Repolarization heterogeneity of magnetocardiography predicts long-term prognosis in patients with acute myocardial infarction
Other Titles
급성 심근경색 환자에서 magnetocardiography에 나타난 이완기 불균질성의 장기적 예후 예측
Authors
방우대
Department
Dept. of Internal Medicine (내과학교실)
Issue Date
2015
Description
Dept. of Medicine/석사
Abstract
Background: Magnetocardiography (MCG) has been proposed as a noninvasive, diagnostic tool for risk-stratifying patients with acute myocardial infarction (AMI). This study evaluated whether MCG predicts long-term prognosis in AMI.Methods and Results: In 124 AMI patients (95 males, mean age 60±11 years), including 39 with ST-elevation myocardial infarction (MI), a 64-channel MCG was performed within 2 days after AMI. During a mean follow-up period of 68±37 months, major adverse cardiac events (MACE) were evaluated.
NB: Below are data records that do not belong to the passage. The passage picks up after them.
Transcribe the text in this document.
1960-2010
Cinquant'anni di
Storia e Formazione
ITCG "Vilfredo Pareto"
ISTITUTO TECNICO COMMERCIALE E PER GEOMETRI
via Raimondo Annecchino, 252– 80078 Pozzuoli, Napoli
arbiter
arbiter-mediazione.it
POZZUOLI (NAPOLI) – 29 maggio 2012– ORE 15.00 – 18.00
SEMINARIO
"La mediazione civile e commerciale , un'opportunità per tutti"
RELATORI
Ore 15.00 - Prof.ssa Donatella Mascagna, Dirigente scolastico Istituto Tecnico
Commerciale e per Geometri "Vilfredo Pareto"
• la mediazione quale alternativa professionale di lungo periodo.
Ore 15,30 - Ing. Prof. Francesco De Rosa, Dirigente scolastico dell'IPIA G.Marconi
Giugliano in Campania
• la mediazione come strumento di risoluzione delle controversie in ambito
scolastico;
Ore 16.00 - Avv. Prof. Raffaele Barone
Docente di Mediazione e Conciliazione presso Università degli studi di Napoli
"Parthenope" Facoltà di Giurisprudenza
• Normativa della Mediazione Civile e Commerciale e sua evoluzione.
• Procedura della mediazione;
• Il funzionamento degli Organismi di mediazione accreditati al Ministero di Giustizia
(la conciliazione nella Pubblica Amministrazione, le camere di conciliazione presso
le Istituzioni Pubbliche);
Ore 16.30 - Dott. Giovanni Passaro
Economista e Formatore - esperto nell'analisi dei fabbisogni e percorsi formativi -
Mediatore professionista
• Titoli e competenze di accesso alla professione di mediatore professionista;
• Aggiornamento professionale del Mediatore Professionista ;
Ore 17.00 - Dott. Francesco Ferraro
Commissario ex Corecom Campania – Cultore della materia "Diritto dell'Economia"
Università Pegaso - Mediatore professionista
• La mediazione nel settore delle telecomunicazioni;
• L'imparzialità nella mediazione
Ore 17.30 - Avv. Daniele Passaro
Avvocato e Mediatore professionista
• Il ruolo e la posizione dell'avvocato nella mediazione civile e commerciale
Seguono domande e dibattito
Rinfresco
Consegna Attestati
MACE occurred in 31 (25%) patients, including 20 revascularizations, 8 deaths, and 3 re-infarctions. Non-dipole patterns were observed at 40 ms before the end of the T wave (Te40) in 89 (72%) patients. Non-dipole patterns were observed at T-peak in 77% (24/31) and 54% (50/93) of patients with and without MACE, respectively (P=0.02). Maximum current, field map angles, and distance dynamics were not different between groups. In the multivariate analysis, patients with non-dipole patterns at T-peak had increased age- and sex-adjusted hazard ratios for MACE (relative risk 2.95, 95% confidence interval 1.18-7.35) and lower cumulative MACE-free survival than those with dipole patterns (P=0.02).Conclusions: Non-dipole patterns at T-peak were more frequently observed in patients with MACE and were related to poor long-term prognosis. Thus, repolarization heterogeneity measured by MCG may be a useful predictor for AMI prognosis.